A mediados del siglo XVI, el emperador Carlos I autorizó la creación en Sevilla de un nuevo Consulado, semejante a los que ya funcionaban con tanto éxito para el comercio en Valencia, Barcelona o Burgos, para fomentar los intercambios transatlánticos con América. Posteriormente, con el desarrollo de la Carrera de Indias –los buques comerciantes navegaban en convoy, protegidos por barcos de guerra para evitar la piratería– se crearon otros nuevos en México, Lima, Buenos Aires...
Los Consulados eran unos tribunales especializados que juzgaban y resolvían en primera instancia cualquier pleito que surgía entre los comerciantes y, al mismo tiempo, actuaban como una auténtica corporación que regulaba las actividades de todos los miembros de este gremio, defendiendo sus derechos frente al intrusismo de los mercaderes extranjeros o los intereses de la Corona.
Además de las actividades netamente mercantiles –compraventa de mercancías, contratación de seguros, liquidación de quiebras, etc.– estos órganos judiciales desarrollaban también una importante labor tributaria al conceder préstamos y encargarse de la recaudación y gestión de algunos impuestos que gravaban la renta de aduanas como el denominado Impuesto de Averías.
En el siglo XVI, este tributo se pagaba al Consulado para contribuir tanto a su mantenimiento como a costear los gastos de aquellos convoyes que protegían el comercio indiano.

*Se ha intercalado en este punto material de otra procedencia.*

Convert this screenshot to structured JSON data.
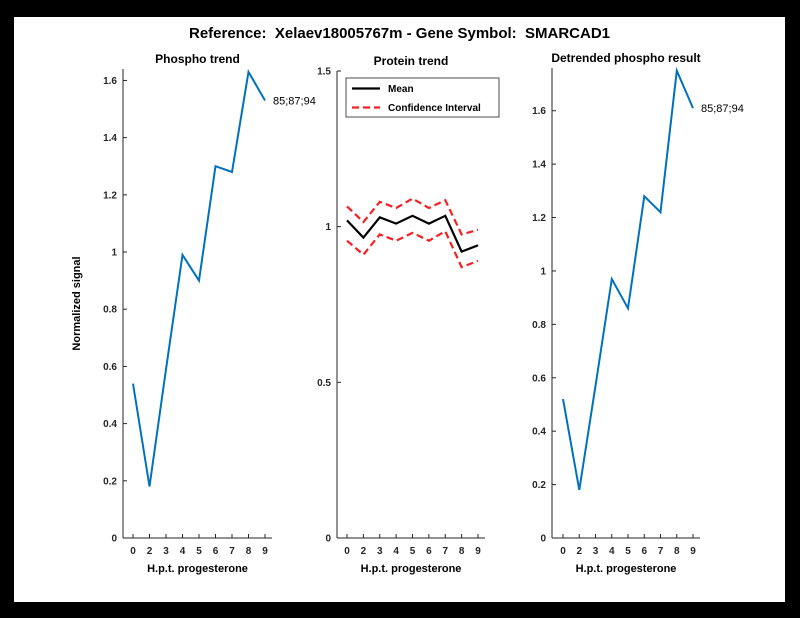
{
  "header": {
    "title": "Reference:  Xelaev18005767m - Gene Symbol:  SMARCAD1"
  },
  "colors": {
    "figure_bg": "#ffffff",
    "frame_bg": "#000000",
    "axis": "#262626",
    "blue": "#0072bd",
    "mean_black": "#000000",
    "ci_red": "#f52020"
  },
  "chart_data": [
    {
      "type": "line",
      "title": "Phospho trend",
      "xlabel": "H.p.t. progesterone",
      "ylabel": "Normalized signal",
      "categories": [
        "0",
        "2",
        "3",
        "4",
        "5",
        "6",
        "7",
        "8",
        "9"
      ],
      "series": [
        {
          "name": "Phospho signal",
          "color": "#0072bd",
          "dash": null,
          "width": 2,
          "values": [
            0.54,
            0.18,
            0.59,
            0.99,
            0.9,
            1.3,
            1.28,
            1.63,
            1.53
          ]
        }
      ],
      "ylim": [
        0,
        1.64
      ],
      "yticks": [
        0,
        0.2,
        0.4,
        0.6,
        0.8,
        1,
        1.2,
        1.4,
        1.6
      ],
      "grid": false,
      "legend": null,
      "annotation": "85;87;94"
    },
    {
      "type": "line",
      "title": "Protein trend",
      "xlabel": "H.p.t. progesterone",
      "ylabel": "",
      "categories": [
        "0",
        "2",
        "3",
        "4",
        "5",
        "6",
        "7",
        "8",
        "9"
      ],
      "series": [
        {
          "name": "Mean",
          "color": "#000000",
          "dash": null,
          "width": 2.2,
          "values": [
            1.02,
            0.965,
            1.03,
            1.01,
            1.035,
            1.01,
            1.035,
            0.92,
            0.94
          ]
        },
        {
          "name": "Confidence Interval upper",
          "color": "#f52020",
          "dash": "7,4",
          "width": 2.2,
          "values": [
            1.065,
            1.015,
            1.08,
            1.06,
            1.09,
            1.06,
            1.085,
            0.975,
            0.99
          ]
        },
        {
          "name": "Confidence Interval lower",
          "color": "#f52020",
          "dash": "7,4",
          "width": 2.2,
          "values": [
            0.955,
            0.91,
            0.975,
            0.955,
            0.98,
            0.955,
            0.985,
            0.87,
            0.89
          ]
        }
      ],
      "ylim": [
        0,
        1.5
      ],
      "yticks": [
        0,
        0.5,
        1,
        1.5
      ],
      "grid": false,
      "legend": {
        "position": "northwest-inside",
        "entries": [
          {
            "label": "Mean",
            "color": "#000000",
            "dash": null
          },
          {
            "label": "Confidence Interval",
            "color": "#f52020",
            "dash": "7,4"
          }
        ]
      },
      "annotation": null
    },
    {
      "type": "line",
      "title": "Detrended phospho result",
      "xlabel": "H.p.t. progesterone",
      "ylabel": "",
      "categories": [
        "0",
        "2",
        "3",
        "4",
        "5",
        "6",
        "7",
        "8",
        "9"
      ],
      "series": [
        {
          "name": "Detrended phospho signal",
          "color": "#0072bd",
          "dash": null,
          "width": 2,
          "values": [
            0.52,
            0.18,
            0.57,
            0.97,
            0.86,
            1.28,
            1.22,
            1.75,
            1.61
          ]
        }
      ],
      "ylim": [
        0,
        1.76
      ],
      "yticks": [
        0,
        0.2,
        0.4,
        0.6,
        0.8,
        1,
        1.2,
        1.4,
        1.6
      ],
      "grid": false,
      "legend": null,
      "annotation": "85;87;94"
    }
  ]
}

En función del valor de la mercancía que fuesen a transportar las naos, se calculaba un 1 ó un 2% de aquella base para establecer la cuantía que debía abonarse; de ahí que se definiera como un impuesto ad valorem, sobre el valor.
Con el paso de los años, desapareció este impuesto pero no el concepto de avería –un término de origen árabe– que, en el Art. 271 de las Ordenanzas Generales de la Renta de Aduanas de 15 de octubre de 1894, se definió como El demérito que sufre una mercancía por accidente ocurrido durante la conducción, desde el momento de su embarque hasta inmediatamente antes de descargarse del buque. Por analogía, se da el mismo nombre al deterioro que sufre una mercancía durante su conducción por tierra para presentarse en la Aduana. Actualmente, el Art. 806 del Código de Comercio –hablando de los riesgos, daños y accidentes del comercio marítimo– establece que las averías son 1º. Todo gasto extraordinario o eventual que, para conservar el buque, el cargamento o ambas cosas, ocurriese durante la navegación. 2º. Todo daño o desperfecto que sufriere el buque desde que se hiciere a la mar en el puerto de salida hasta dar fondo y anclar en su destino, y los que sufran las mercaderías desde que se cargaren en el puerto de expedición hasta descargarlas en el de su consignación.
Aquel impuesto de averías fue uno de los tributos que se crearon cuando se fue incrementando el tráfico comercial con América y la Hacienda del Estado empezó a necesitar más ingresos para mantener un Imperio donde no se ponía el sol; pero no fue el único tributo de la época. Junto a la avería, también se abonaban el almojarifazgo –similar a un derecho de aduanas– y la alcabala –salvando las distancias, una suerte de IVA–.